Hari Anak, Reni Marlinawati Soroti Gawai dan Putus Sekolah

Jakarta – Wakil Ketua Komisi X DPR RI Reni Marlinawati mengatakan Peringatan Hari Anak Nasional Tahun 2019 ini dibarengi dengan persoalan gawai yang lekat dengan kehidupan anak-anak. Jika penggunaan gawai tidak mendapat kontrol yang ketat, maka dampak negatif gawai bakal mengancam masa depan anak-anak Indonesia.

Menurut Reni, harus ada upaya sistemik untuk meminimalisir efek negatif gawai bagi anak serta menurunkan angka anak putus sekolah. “Ada dampak negatif yang ditimbulkan dari keberadaan gawai. Mulai akan menjadikan anak asosial, kurang bergerak hingga menimbulkan efek negatif bagi kesehatan anak,” kata Reni lewat rilisnya, Rabu (24/7/2019).

Politikus PPP itu menegaskan tidak sedikit anak-anak melakukan aksi kekerasan karena terinspirasi dari konten yang tersedia di gawai baik melalui game maupun video. Ia juga mencatat konten porno juga memungkinkan muncul dari gawai yang dipakai oleh anak-anak. Bahkan ujarnya, gawai juga akan mengurangi daya hafal anak-anak. “Dalam jangka waktu pendek, bisa saja tidak akan dirasakan dampak negatifnya, tetapi dalam jangka waktu menengah dan panjang, gawai bakal merusak lahir dan batin bagi anak-anak,” tegas Reni.

Karena itu, Reni mengingatkan harus ada upaya sistemik agar tumbuh kembang anak tidak terganggu dampak negatif gawai bagi anak-anak. Menurutnya, hal tersebut membutuhkan kerja sama semua pihak agar anak-anak terhindari dari dampak negatif gawai. “Langkah sistemik ini membutuhkan peran banyak pihak mulai dari orang tua, sekolah hingga lingkungan tempat tinggal,” ujar Reni.

Kendati demikian, Reni tidak menampik sisi positif gawai bagi anak. Menurutnya, tidak sedikit konten yang terdapat di gawai juga positif bagi tumbuh kembang anak seperti soal pembelajaran dan hiburan yang edukatif bagi anak. “Meski harus kita akui, ada juga sisi positif gawai. Namun, penggunaan gawai harus dikelola oleh orang tua serta konten apa saja yang layak dilihat oleh anak-anak,” imbuh Reni.

Selain itu, Reni juga menyoroti angka putus sekolah yang masih saja terjadi di Indonesia.

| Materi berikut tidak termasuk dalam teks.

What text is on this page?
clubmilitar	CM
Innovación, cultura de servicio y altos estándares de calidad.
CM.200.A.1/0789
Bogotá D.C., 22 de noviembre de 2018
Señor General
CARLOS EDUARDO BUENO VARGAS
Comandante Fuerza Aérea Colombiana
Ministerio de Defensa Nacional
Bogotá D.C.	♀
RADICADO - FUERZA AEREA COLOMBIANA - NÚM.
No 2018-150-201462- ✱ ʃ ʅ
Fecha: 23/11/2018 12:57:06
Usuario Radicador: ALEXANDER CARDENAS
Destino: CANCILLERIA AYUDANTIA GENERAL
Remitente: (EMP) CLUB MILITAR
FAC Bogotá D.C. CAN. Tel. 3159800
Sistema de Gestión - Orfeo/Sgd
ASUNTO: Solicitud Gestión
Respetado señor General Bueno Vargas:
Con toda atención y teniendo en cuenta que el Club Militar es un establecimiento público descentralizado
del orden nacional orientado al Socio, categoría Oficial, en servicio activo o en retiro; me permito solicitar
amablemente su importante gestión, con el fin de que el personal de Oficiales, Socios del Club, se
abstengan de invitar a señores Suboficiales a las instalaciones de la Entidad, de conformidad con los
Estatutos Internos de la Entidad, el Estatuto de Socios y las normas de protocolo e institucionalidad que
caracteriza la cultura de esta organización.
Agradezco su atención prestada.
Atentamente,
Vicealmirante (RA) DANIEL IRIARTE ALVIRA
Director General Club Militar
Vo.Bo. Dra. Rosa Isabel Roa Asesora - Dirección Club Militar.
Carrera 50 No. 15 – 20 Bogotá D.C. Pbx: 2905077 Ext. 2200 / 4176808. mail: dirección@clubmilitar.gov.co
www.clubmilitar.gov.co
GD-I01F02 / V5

Ia merujuk data Survei Ekonomi Nasional (Susenas) 2017 yang mengungkapkan anak putus sekolah di pedesan masih dominan sebesar 1,43 persen dibanding di perkotaan sebesar 0,92 persen.

Angka putus sekolah tersebut didominasi di sekolah tingkat menengah atas sebesar 4,74 persen SD dan sederajat sebesar 0,32 persen serta SMP sebesar 1,54 persen. “Saya kira Pemerintah Daerah harus memberi perhatian khusus atas angka putus sekolah ini dengan berkoordinasi dengan pemerintah desa di masing-masing daerahnya,” saran Reni.

Anggota DPR dari daerah pemilihan Jawa Barat itu menyebut, dari data BPS, sumbangan angka anak putus sekolah didominasi oleh Provinsi Papua sebesar 4,74 persen. Ia berharap pemerintah dapat memberi perhatian khusus untuk daerah-daerah yang banyak menyumbang putus sekolah. “Pemerintah Pusat dan Pemerintah Daerah harus memberi perhatian terhadap daerah-daerah yang paling banyak menyumbang angka putus sekolah,” pungkas Reni.